Esper claims that he proposed firing Spencer to Trump and Trump okayed it. Maybe Trump resented that Spencer wanted *some* kind of Navy disciplinary process for Gallagher, even a sham process, instead of simply carrying out his orders to restore Gallagher’s status. And maybe Spencer’s letter to Trump was a reflection of that disagreement, with a little anti-Trump PR thrown in for his post-administration career. That is, although Spencer was okay with letting Gallagher keep his pin, he wasn’t okay with nuking the usual process in order to make it happen. That’s the order he couldn’t in good conscience obey. Although apparently Mark Esper sure could.

So by trying to please everyone, Spencer pleased no one. Trump was annoyed, it seems, that Spencer was lobbying him to let the Navy review go forward and Esper was annoyed that he was trying to game that review to let Gallagher keep his pin, as Trump insisted.

I leave it to you to decide which is worse in undermining “good order and discipline,” Trump giving an order that blew up the Navy’s disciplinary procedures for a case like Gallagher’s or Spencer allegedly trying to rig the process to produce the right result. As for Esper, he’s been notably coy in declining to say whether he agrees with Trump’s handling of this matter. Maybe he too considered resigning in protest but decided that he could signal his displeasure for irregular procedures better by canning Spencer for the illicit bargain he offered to Trump than by quitting himself. Esper can’t control the president but he can at least signal down the chain that anyone else who tries to cut procedural corners in order to produce a result he believes Trump will like will find himself out on his ear.

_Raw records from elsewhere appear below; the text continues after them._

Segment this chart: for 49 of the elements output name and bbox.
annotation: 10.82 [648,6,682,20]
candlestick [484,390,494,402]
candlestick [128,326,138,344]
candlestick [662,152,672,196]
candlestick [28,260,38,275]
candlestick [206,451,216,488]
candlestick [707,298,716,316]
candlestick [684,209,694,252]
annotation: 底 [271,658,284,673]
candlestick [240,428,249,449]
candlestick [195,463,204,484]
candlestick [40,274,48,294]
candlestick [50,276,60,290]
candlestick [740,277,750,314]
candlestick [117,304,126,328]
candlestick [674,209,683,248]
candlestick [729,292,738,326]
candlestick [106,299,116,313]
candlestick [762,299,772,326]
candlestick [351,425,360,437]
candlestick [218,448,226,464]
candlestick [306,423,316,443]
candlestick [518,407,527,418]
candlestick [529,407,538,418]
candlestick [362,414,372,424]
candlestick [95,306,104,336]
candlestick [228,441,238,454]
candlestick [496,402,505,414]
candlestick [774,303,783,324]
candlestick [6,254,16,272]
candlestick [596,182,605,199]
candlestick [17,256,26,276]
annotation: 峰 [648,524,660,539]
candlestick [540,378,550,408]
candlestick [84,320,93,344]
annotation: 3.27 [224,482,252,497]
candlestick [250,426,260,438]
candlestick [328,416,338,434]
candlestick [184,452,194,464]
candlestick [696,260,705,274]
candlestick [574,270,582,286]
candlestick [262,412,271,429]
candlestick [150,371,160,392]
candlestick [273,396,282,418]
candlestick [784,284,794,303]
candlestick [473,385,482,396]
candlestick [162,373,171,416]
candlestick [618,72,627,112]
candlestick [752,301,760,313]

I mean, if he’s going out of his way to let the media know that Trump directly ordered him to let Gallagher keep his pin, one can infer that he’s not a fan of the result. As noted above, it seems that he wanted the review to go forward as it normally would, without presidential interference or a predetermined outcome. Esper also reportedly lobbied Trump personally not to pardon Gallagher and two other soldiers who’d either been accused or already convicted of crimes. But you’re not going to get far as an expert pitting the facts against what Trump thinks he knows:

For over an hour, the senior defense officials described what they believe to be the facts of the case, said officials familiar with the meeting. They carried documents and graphics with them and pointed out that Golsteyn was accused of burying the man he had killed, digging up his remains and then moving them. Lorance had been convicted in the deaths of unarmed men, they added.

Senior defense officials, who learned about Trump’s plan shortly before Hegseth’s announcement, were convinced that Trump was being fed bad information. Two officials said one document that reached the Oval Office stated that the Afghans killed in Lorance’s case were “gunning” their motorcycle at the soldiers — a point often repeated by conservative pundits. Other soldiers testified at Lorance’s trial that the men killed were a couple hundred yards away and not on a motorcycle when the Americans opened fire.

During the meeting, Trump shared the points [Fox News host Pete] Hegseth was making [in private conversations], according to one current and one former administration official. The defense officials tried to correct what they saw as misinformation, the officials said.

Hegseth had been lobbying Trump to pardon the men. Forced to choose between his own defense and Army secretaries and a Fox News buddy, Trump made the only choice he could.

Exit question: Will anyone resign as a result of this? Obviously Esper won’t. Spencer technically didn’t, although his letter after being fired made his dismissal feel like a resignation. The NYT reported recently that the head of the SEALs, Rear Adm. Collin Green, is also unhappy with the idea of the president circumventing the Navy’s review process to give Gallagher a pass. Is he staying on or is he out?